İzmir sokaklarında “Nuri Alço” etkisi: Sakın koklamayın!

Abone Ol

“Kendinizi güvende hissediyor musunuz?” sorusu sorsalar kocaman bir “hayır” yanıtı veririm.

İşe gidiyorsun, zifir karanlık… Yemek yerken zehirlenme ihtimalini düşünüyorsun. Sokaklarda oynayan çocuklar gülüşlerini unutalı çok oldu. Bir motosiklet, iki silah bulanın dükkan taradığı, Latin Amerika’dan enstantanelerin yaşandığı İzmir sokakları…

Öyle ki bu hayattaki önceliğimiz, güvenliğimiz konusu oldu desek yalan olmaz.

*

Bugün bir kadın arkadaşımın başından geçen olayı yazmak istedim.

Yolda yürürken çiçek satan bir kadın kendisine yaklaşıyor. Zorla çiçek satmaya başlıyor. Alerjisi olduğunu ve almak istemediğini söylese de ısrarından vazgeçmiyor.

Bu esnada birden keskin bir koku hissediyor ve bayılacak gibi oluyor. İki erkeğin yolun karşısına geçerek kendisine doğru geldiğini fark ediyor. Şans eseri kendine geliyor ve oradan uzaklaşıyor.

Bu olay güpegündüz İzmir’in ortasında yaşanıyor.

Bir olay daha anlatayım.

1 ay önce sabah namazına gitmek isteyen bir tanıdığım da gasp edildiğini şöyle anlattı:

“Cebimde 200 liram vardı. Yolumu çevirdiler ve 200 liramı aldılar. ‘Bu parayla bir daha sokağa çıkma’ deyip bir de tokat attılar. Bu yaşta ağrıma gitti. Artık camiye gidemiyorum”

*

Geçenlerde izlediğim bir sokak röportajında 16 yaşındaki bir genç konuşuyor:

“Suç makinesiyim, canım istedi gasp ettim, 3 ay yattım çıktım, 17 tane dosyam var, yine gasp yaparım”

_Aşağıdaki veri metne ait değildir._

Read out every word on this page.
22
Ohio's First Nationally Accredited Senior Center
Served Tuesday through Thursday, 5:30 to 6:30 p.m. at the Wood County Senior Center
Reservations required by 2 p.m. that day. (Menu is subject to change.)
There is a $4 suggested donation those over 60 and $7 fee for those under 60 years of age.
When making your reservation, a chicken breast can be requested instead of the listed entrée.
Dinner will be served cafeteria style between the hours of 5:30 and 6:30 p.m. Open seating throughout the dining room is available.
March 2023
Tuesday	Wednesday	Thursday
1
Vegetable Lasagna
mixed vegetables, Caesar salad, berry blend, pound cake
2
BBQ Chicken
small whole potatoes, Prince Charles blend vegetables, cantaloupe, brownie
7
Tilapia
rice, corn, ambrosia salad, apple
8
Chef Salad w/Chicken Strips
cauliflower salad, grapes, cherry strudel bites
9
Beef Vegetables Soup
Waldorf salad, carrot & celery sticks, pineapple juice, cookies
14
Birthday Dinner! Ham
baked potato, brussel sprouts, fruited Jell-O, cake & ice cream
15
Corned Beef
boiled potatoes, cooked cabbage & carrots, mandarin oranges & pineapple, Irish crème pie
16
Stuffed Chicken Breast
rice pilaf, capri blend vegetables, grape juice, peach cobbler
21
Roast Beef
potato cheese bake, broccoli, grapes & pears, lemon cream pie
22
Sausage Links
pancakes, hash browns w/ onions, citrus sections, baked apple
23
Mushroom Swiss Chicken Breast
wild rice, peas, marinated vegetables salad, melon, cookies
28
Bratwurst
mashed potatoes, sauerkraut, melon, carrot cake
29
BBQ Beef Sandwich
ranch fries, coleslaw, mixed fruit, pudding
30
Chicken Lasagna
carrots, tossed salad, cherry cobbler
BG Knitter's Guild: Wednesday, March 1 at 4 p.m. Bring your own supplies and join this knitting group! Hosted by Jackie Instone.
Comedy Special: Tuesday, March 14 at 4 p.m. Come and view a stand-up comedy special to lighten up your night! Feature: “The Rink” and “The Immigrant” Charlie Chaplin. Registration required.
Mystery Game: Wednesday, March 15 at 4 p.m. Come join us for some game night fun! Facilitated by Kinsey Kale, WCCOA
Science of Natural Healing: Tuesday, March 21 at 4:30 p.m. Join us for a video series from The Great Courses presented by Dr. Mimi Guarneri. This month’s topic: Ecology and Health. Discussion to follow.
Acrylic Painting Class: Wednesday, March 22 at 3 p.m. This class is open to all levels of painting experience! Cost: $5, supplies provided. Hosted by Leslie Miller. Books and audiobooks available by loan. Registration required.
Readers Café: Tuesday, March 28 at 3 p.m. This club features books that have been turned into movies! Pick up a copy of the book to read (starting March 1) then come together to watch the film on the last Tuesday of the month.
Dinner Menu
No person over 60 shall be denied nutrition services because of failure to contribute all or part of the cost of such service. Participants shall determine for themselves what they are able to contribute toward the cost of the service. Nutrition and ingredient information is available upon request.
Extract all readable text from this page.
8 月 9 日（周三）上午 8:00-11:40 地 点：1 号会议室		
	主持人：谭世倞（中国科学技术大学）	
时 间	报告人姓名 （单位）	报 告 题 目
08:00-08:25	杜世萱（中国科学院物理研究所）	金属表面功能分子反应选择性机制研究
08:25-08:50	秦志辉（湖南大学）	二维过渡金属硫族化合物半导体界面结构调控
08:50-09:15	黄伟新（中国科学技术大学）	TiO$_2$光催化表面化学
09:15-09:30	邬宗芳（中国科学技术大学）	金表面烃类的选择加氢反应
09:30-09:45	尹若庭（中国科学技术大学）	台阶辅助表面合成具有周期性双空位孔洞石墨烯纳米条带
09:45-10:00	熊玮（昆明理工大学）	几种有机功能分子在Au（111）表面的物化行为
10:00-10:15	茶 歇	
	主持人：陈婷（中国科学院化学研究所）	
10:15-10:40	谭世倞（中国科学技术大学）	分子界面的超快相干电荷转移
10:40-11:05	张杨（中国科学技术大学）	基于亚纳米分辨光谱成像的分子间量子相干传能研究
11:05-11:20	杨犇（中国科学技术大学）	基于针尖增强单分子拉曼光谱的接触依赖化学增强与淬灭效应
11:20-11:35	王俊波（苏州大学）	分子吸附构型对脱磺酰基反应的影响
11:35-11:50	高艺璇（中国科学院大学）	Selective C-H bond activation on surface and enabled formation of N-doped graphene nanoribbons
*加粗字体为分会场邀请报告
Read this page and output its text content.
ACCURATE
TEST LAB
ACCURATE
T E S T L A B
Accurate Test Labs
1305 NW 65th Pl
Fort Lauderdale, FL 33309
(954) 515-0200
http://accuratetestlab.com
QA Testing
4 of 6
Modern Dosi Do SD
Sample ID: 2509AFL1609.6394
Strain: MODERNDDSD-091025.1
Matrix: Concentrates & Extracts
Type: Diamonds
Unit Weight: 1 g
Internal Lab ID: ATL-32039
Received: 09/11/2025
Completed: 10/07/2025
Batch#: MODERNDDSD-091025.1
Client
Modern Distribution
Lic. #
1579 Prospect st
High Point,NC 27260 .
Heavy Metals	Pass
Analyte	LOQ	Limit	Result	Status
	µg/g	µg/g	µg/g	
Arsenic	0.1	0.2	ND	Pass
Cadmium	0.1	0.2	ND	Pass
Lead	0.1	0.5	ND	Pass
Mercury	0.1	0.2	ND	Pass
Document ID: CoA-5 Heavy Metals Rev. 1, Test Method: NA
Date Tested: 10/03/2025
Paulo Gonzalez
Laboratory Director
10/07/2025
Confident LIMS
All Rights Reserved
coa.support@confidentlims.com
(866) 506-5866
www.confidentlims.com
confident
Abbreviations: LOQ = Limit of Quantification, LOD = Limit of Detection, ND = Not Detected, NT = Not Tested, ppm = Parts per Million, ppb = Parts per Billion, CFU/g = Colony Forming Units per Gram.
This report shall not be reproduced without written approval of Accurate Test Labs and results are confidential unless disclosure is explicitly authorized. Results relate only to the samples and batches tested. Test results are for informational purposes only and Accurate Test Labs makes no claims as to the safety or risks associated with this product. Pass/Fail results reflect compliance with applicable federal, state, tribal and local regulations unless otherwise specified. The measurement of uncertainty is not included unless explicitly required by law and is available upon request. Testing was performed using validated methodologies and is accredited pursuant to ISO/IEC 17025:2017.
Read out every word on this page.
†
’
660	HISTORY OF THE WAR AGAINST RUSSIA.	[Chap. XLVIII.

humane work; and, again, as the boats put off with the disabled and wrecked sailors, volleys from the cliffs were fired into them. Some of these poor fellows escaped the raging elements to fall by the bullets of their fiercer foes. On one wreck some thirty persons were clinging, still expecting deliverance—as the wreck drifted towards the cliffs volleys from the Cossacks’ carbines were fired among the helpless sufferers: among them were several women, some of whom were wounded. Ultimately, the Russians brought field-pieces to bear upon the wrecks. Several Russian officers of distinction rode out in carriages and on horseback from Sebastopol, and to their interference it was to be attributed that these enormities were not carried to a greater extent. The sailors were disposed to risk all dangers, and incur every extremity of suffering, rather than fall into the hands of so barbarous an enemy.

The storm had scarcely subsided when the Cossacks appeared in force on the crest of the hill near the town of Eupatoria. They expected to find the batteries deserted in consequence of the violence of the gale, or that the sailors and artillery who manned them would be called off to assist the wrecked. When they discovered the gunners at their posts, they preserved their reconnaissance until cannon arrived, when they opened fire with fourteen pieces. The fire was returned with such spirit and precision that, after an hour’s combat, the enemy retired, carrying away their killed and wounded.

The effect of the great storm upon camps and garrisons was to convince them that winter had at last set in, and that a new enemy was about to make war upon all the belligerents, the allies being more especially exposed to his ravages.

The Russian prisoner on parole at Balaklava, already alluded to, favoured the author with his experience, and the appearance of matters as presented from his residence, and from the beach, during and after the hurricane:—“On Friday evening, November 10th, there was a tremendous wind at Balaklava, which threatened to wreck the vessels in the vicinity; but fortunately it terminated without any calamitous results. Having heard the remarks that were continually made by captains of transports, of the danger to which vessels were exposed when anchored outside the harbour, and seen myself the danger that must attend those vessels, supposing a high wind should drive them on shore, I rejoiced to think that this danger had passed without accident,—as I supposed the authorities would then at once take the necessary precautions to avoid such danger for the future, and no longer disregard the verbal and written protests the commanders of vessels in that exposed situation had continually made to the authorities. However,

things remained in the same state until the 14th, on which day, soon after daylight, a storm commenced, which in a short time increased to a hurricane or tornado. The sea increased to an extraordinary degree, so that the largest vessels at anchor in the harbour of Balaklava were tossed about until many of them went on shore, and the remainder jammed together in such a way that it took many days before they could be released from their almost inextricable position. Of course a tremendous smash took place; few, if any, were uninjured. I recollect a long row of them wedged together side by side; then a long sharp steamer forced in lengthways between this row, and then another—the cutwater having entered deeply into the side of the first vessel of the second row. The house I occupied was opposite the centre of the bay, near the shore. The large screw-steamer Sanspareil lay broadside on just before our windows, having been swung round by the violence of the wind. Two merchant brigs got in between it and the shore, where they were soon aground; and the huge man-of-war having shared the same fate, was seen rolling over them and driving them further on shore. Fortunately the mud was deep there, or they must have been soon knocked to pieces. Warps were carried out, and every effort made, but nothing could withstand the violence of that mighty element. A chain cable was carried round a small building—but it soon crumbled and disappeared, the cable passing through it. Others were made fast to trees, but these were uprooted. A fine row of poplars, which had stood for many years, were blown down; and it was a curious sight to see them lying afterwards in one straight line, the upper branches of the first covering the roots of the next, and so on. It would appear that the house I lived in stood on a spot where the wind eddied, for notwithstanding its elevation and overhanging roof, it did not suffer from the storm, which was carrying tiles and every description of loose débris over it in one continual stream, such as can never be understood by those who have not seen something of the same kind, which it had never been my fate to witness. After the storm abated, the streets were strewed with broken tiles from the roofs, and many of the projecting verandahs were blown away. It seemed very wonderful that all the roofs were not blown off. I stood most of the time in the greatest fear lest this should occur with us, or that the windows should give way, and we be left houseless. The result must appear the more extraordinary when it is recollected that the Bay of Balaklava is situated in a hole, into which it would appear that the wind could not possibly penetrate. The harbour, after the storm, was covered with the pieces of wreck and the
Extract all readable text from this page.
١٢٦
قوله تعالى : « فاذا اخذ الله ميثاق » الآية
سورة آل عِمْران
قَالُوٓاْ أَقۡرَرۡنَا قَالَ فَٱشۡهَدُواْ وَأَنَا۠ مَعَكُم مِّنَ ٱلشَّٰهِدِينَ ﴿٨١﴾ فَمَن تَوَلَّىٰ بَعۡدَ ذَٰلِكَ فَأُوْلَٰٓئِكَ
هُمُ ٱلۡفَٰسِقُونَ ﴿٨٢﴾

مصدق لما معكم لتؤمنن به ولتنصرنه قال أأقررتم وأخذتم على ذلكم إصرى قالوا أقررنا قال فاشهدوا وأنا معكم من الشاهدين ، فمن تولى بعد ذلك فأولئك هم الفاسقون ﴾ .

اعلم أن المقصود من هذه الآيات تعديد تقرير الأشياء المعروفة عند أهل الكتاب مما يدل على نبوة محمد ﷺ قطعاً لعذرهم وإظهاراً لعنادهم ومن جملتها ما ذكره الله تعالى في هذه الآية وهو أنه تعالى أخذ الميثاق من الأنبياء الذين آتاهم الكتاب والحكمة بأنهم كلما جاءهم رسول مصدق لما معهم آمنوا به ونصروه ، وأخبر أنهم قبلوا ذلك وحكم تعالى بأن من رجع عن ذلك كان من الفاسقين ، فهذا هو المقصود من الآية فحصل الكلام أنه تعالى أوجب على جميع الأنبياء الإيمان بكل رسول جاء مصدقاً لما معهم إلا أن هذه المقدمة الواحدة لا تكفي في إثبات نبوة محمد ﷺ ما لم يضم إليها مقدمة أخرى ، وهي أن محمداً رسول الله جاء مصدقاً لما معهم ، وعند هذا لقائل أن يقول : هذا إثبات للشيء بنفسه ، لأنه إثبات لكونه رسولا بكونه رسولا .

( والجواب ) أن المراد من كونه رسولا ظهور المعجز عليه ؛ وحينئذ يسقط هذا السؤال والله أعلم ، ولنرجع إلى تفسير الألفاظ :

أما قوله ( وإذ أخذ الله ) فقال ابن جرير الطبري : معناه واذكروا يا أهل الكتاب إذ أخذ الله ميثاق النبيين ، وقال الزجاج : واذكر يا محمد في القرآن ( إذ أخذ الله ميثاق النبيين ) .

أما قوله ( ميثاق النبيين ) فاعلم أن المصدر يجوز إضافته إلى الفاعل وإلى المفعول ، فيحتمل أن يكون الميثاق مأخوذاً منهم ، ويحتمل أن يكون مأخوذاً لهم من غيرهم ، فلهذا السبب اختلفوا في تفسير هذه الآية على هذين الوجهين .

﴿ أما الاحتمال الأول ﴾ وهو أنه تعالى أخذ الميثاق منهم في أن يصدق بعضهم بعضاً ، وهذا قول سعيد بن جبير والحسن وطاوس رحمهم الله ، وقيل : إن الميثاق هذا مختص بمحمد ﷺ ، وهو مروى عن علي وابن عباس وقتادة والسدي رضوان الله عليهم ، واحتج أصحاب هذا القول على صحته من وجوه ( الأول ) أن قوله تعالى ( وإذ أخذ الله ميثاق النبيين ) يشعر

Ceza infaz sistemindeki hatalar sebebiyle bu tip varlıklar, sabıkaları üzerinden adeta bir kariyer yapıyor. Bu çocukların topluma entegre olabilmek ihtimalleri neredeyse imkansız ve maalesef artık her köşe başında varlar.

Her yer artık suç mahalli…

Whatsapp ve Telegram grupları üzerinden anında emirlerine iki silah ve bir motosiklet veriliyor ve hızla suça bulaşılıyor.

Mafya lideri-parti lideri buluşmalarında çekilen fotoğraflar suçluları daha özgüvenli hale getiriyor.

18 yaşından küçük çocukların ellerinde silahla suç işlemesi insanı ürpertiyor.

Saflığın, tutkunun ve aşkın sembolü çiçeklerin bile suça alet edilmesi insanı şaşırtıyor.

Bu ülke adım adım Kolombiyalaşma'ya gidiyor.

*

Çözüm ise, bence, devletin ve hükümetin sorunun çözülmesini istemesi ile doğru orantılı.

Şeyh Sadi Şirazi der ki; "Hükümdar yol vermeden eşkıya kervan basamaz"

İktidar, bu olayların sosyo-politik, sosyo-ekonomik, sosyo-psikolojik nedenlerine yeteri kadar eğilmiyor. Muhalefetle uğraşmaktan kafasını kaldıramıyor. Asayiş sorununa çözüm bulmaktan bir hayli uzak oldukları görülüyor.

"Kendimizi nasıl koruyacağız?" konusu artık herkesin kendisine sorduğu bir konu...

İnsanların suçla övündüğü değil, bir gün bile olsa hapis yatmasından, sicilinin bozulmasından korkmasının sağlanması gerekiyor. Bunun için de doğru bir hukuk ve eğitim sisteminin, herkesin emeğinin karşılığını aldığı güzel bir gelirin ve yaşamın iktidar tarafından inşasının yeniden sağlanması gerekiyor.

Yeniden inşa...

Hem de baştan aşağı...

*

Olanı biteni anlamak, yorumlamak ve anlatmak istedim.